Universal Prescriptivism (Hare)

NECESSARY LINK: see page Universal Prescriptivism True

Consequentialism is the only universally prescriptive moral theory. 

R.M. Hare. Freedom and Reason, Oxford University Press, 1963, pg 122.

I mention these problems, not because I think that I can at present solve them, but simply in order that the reader may not think that I am unaware of them, or of other similar ones. I am concerned, not to develop a utilitarian theory, but simply to establish a point of contact between utilitarianism and the account of the nature of moral argument which I have been suggesting.

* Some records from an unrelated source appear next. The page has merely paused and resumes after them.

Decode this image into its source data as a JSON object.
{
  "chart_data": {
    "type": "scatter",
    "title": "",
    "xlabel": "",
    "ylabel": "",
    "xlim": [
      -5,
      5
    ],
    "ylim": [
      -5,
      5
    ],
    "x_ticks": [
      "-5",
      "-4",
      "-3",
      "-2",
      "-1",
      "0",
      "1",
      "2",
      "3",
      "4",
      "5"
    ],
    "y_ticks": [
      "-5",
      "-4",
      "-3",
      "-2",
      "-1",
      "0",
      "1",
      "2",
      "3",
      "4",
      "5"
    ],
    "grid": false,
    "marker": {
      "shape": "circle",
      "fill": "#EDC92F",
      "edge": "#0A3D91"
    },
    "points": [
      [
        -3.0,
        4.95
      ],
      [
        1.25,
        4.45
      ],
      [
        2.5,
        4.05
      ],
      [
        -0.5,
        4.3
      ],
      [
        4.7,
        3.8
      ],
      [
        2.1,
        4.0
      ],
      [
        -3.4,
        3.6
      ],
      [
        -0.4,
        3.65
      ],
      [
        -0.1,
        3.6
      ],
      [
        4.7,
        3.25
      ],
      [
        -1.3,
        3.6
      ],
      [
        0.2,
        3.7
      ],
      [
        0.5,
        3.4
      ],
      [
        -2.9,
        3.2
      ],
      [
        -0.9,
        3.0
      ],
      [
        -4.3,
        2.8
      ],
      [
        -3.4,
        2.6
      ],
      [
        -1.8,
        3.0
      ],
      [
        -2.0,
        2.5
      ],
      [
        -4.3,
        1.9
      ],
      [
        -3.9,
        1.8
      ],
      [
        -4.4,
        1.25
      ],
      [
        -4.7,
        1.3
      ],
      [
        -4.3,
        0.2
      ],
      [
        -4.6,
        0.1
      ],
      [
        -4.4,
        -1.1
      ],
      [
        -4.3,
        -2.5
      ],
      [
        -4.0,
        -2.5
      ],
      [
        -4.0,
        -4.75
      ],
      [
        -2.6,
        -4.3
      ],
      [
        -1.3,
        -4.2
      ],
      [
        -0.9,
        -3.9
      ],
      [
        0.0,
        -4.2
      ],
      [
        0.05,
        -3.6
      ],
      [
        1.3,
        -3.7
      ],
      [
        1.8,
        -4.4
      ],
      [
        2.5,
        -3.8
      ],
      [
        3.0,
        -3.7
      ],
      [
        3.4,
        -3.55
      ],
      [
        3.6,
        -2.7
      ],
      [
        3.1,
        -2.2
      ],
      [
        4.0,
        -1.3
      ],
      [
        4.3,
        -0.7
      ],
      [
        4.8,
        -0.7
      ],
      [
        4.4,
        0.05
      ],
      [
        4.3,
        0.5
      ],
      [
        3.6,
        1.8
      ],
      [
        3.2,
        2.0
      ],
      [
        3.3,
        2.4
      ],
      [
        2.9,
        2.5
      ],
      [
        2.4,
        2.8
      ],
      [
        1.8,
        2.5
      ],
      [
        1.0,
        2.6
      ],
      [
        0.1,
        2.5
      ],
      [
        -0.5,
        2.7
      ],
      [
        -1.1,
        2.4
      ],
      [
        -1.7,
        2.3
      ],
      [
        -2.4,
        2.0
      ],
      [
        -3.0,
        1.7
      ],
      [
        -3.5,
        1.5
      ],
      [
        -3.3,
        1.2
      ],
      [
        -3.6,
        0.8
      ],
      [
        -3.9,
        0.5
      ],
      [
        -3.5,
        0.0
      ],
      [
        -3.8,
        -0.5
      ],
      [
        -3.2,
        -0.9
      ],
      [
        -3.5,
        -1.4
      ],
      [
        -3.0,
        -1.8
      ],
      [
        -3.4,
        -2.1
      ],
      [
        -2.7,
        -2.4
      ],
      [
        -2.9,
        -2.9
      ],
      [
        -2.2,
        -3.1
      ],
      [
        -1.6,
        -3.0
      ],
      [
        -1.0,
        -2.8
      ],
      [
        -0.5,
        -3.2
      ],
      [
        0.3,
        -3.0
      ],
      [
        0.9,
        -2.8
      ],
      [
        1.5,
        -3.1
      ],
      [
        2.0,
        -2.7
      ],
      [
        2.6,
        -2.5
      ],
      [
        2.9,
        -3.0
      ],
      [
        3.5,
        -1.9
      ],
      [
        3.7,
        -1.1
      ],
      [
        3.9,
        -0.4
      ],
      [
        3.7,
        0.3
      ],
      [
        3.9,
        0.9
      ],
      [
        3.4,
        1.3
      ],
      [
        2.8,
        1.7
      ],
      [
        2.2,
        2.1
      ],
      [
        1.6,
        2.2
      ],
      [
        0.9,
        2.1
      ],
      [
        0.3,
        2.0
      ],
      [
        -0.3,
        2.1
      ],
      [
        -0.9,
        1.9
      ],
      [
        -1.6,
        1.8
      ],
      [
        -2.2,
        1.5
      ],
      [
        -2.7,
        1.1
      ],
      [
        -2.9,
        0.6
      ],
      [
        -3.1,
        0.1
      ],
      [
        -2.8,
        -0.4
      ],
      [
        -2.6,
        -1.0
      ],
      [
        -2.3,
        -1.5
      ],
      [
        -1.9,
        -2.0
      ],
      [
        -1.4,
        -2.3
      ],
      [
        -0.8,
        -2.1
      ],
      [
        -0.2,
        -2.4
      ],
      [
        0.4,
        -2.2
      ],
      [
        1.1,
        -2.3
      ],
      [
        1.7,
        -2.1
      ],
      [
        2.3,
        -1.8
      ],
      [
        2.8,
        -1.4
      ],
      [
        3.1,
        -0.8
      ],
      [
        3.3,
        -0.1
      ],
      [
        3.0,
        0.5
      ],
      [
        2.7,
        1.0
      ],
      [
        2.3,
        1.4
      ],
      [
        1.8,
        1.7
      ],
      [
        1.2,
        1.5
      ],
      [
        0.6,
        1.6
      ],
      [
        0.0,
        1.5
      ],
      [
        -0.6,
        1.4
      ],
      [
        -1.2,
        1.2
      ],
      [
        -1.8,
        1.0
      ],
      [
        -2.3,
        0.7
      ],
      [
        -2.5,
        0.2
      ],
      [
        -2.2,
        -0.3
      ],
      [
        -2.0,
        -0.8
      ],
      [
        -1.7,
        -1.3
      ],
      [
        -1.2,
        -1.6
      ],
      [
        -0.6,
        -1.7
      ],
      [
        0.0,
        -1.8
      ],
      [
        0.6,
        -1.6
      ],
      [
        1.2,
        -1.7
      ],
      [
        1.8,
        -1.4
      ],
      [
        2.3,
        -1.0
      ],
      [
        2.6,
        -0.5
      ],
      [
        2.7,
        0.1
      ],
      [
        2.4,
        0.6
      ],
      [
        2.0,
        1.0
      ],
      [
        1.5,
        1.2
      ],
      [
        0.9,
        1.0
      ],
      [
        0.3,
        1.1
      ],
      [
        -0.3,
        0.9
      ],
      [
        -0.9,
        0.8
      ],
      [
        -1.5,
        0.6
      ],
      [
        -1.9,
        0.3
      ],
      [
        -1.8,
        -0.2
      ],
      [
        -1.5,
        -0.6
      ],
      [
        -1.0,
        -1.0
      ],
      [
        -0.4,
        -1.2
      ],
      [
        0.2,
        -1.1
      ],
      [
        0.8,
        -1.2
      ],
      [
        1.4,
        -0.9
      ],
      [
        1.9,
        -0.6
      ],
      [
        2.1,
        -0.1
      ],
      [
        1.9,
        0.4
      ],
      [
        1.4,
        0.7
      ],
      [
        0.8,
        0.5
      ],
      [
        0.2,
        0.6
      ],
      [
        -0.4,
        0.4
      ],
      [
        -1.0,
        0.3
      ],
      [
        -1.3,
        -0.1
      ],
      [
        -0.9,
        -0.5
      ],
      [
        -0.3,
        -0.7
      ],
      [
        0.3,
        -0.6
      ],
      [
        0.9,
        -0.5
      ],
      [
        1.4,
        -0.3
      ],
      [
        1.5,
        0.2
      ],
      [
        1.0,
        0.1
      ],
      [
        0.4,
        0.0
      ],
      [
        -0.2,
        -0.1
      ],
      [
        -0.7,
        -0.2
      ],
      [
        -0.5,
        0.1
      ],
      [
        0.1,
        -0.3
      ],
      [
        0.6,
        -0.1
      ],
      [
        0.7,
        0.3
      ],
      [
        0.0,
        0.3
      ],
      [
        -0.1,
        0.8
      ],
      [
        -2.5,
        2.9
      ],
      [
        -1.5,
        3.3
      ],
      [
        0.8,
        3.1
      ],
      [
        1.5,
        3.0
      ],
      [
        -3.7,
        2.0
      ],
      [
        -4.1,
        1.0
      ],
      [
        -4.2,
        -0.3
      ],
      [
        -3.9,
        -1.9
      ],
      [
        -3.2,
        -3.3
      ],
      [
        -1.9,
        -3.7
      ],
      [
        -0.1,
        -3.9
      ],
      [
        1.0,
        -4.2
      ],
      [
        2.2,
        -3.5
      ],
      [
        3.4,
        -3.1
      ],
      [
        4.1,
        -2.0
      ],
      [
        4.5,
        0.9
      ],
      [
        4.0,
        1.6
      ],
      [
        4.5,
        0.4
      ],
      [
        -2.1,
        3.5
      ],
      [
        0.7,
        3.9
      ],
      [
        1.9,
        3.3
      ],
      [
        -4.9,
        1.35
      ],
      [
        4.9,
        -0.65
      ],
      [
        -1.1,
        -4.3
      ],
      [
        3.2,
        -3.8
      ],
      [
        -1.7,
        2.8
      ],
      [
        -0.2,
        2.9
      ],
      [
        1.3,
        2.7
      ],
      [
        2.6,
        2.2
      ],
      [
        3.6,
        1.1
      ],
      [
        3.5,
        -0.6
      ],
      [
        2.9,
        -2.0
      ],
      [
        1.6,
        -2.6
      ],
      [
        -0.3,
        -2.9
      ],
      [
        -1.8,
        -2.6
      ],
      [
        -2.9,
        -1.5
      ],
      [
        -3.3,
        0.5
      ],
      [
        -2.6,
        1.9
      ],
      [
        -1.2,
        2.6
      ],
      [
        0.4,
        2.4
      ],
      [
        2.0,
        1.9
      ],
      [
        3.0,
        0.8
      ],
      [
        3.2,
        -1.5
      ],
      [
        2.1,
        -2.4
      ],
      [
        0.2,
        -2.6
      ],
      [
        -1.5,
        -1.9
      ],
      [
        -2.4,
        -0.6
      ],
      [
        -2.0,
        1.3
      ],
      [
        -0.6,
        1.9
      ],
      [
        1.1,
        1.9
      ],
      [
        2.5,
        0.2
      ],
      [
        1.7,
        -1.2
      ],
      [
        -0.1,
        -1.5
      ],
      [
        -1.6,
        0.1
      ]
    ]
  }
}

Though unable, because of the difficulties interior to utilitarian theory, to state clearly and exactly what kind of utilitarianism if any will emerge, if the method of argument which I have outlined is developed to cover multilateral situations, I wish merely to point out that the logical character of moral language, as I have claimed it to be, is the formal foundation of such a theory. It is in the endeavour to find lines of conduct which we can prescribe universally in a given situation that we find ourselves bound to give equal weight to the desires of all parties (the foundation of distributive justice); and this, in turn, leads to such views as that we should seek to maximize satisfactions. For if my action is going to affect the interests of a number of people, and I ask myself what course of action I can prescribe universally for people in just this situation, then what I shall have to do, in order to answer this question, is to put myself imaginatively in the place of the other parties (or, if they are many, of a representative sample of them) and ask the same sort of questions as we made the creditor ask when he had imagined himself in the situation of his debtor. And the considerations that weigh with me in this inquiry can only be, how much (as I imagine myself in the place of each man in turn) do I want to have this, or to avoid that? But when I have been the round of all the affected parties, and come back, in my own person, to make an impartial moral judgment giving equal weight to the interests of all parties, what can I possibly do except advocate that course of action which will, taken all in all, least frustrate the desires which I have imagined myself having? But this (it is plausible to go on) is to maximize satisfactions.